Wildfleisch aus den Wäldern der Hörnerdörfer
©Tourismus Hörnerdörfer, F. Kjer
Die Wildschmiede.

In der Ruhe liegt die Kraft.

Allgäuer Wildschmiede

Hans Sistig hat einen festen Händedruck und ein großes Lächeln. Hans packt die Dinge an und nimmt sie mit Humor. Nicht die schlechtesten Voraussetzungen, wenn man als Bauhofleiter der erste Ansprechpartner ist für alles, das gerichtet und gesichert werden muss.

Und Hans nimmt die Dinge gerne selbst in die Hand. Deshalb steht heute ein schmuckes holzverkleidetes Haus da, wo früher auf dem Elternhof nur ein kleiner Stadel stand, die Wildschmiede. Gegenüber vom Stadel befindet sich etwas erhöht ein etwa zwei mal ein Meter großer Stall, gefüllt mit Stroh und Birkenzweigen. Darin leben sechs Wachteln. „Die kuscheln sich immer da auf einem Fleck zusammen, dabei hätten sie ja Platz“ sagt Hans und kommt ins Räsonieren „verrückt, auf derselben Fläche leben in Haltungsform 1 etwa 22 Legehennen“. Über den Hof läuft ein weißes Huhn mit grau-schwarz gesprenkeltem Hals, schaut einmal links, einmal rechts und verschwindet hinter dem Schuppen.

In aller Ruhe lernen

Hans erzählt. Er wuchs als eines von sieben Kindern auf, fünf davon waren Jungs. Im Haus lebten neben den Eltern auch die Oma. Sein Vater war Metzger, da wurde auch mal daheim geschlachtet – schließlich mussten alle satt werden. Hans machte den Jagdschein und wollte seine Wildstücke schon immer gern selbst verarbeiten. Sein Vater und der Bruder, ebenfalls ein Metzger, sollten ihm deshalb die Techniken beibringen, aber die beiden gerieten immer wieder in wilde Diskussionen und stritten irgendwann leidenschaftlich im Fachjargon und hatten Hans vergessen. Letztlich war es ein kundiger Freund, der ihm die Handgriffe in aller Ruhe zeigte.
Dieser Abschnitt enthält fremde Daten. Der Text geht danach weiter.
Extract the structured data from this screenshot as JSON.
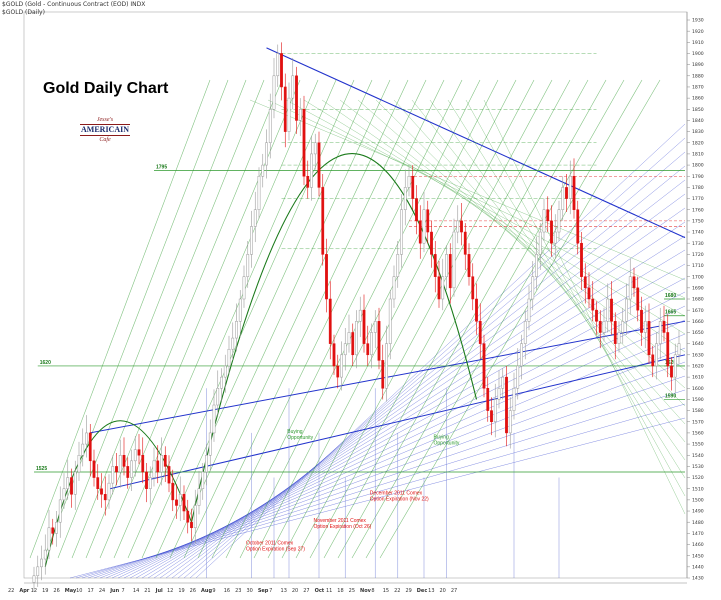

Seither kann er es.

Zwei Männer, ein Wort

Die Idee zur Wildschmiede entstand eigentlich aus Jux und Dollerei, als Hans nach der Restaurierung den alten Schinkenkeller im Busche Berta Haus entdeckte. „Ich hab‘ zum Alois, also zum Bürgermeister gesagt, den reservierst' dann für mein Wild“, erinnert sich Hans. Zwei Männer, ein Wort – und so begann das Projekt. Mittlerweile wird dort an langen Stangen mit der Reifung von Wildschinken experimentiert, ganz nach der Art des berühmten Iberico-Schinkens. Und die erste Verkostung die stattfand, kam sehr gut an.
Bald wurde jedoch klar, dass der alte Stadel als Produktionsraum für die steigende Nachfrage nach Wildschinken nicht mehr ausreichte. Neue Pläne wurden geschmiedet, und schließlich entstand ein neues Gebäude. Das Holz dafür hat Hans selbst geschlagen oder „am Stock“, als ganze Stämme, gekauft. Es waren ein paar Lärchen darunter, die hat er für die Fassade verwendet. Die leuchten jetzt rau und rot und dürfen in Ruhe altern und silbergraue Patina ansetzen.
 

Keine Arbeit ohne Spaß

Anfangs verzichtete Hans bewusst auf Werbung, um erst einmal die Qualität seiner Produkte zu etablieren. „Ich wollte nicht den Druck haben, so viel produzieren zu müssen, dass die Sachen nicht mehr die nötige Zeit bekommen“, erklärt er. „Wenn man ständig an der Kapazitätsgrenze arbeitet, macht es auch keinen Spaß mehr.“ Dabei lehnt sich Hans entspannt zurück. Er hat eine solide Holzbank vor die Wildschmiede gestellt. Die steht genau richtig, um darauf in der Nachmittagssonne ein paar Minuten Pause einzulegen.
Wenn Hans dort sitzt, die Füße in Kuhfell-Clogs der Größe 46 weit von sich gestreckt, das Käppi halb in die Stirn gezogen, und vom Wald und vom Wild erzählt und warum er als gelernter Autoschlosser und Mechaniker, als Hobbyschmied und Bauhofleiter, als Jäger und als Wassermeister von Ofterschwang immer noch neugierig bleibt und überzeugt ist, dass es überall etwas zu lernen gibt – dann versteht man was „in der Ruhe liegt die Kraft“ wirklich bedeutet: eine zigarettenlänge Pause auf einer sonnigen Bank, in der man überlegt, welchem Herzensprojekt man sich als Nächstes widmen möchte.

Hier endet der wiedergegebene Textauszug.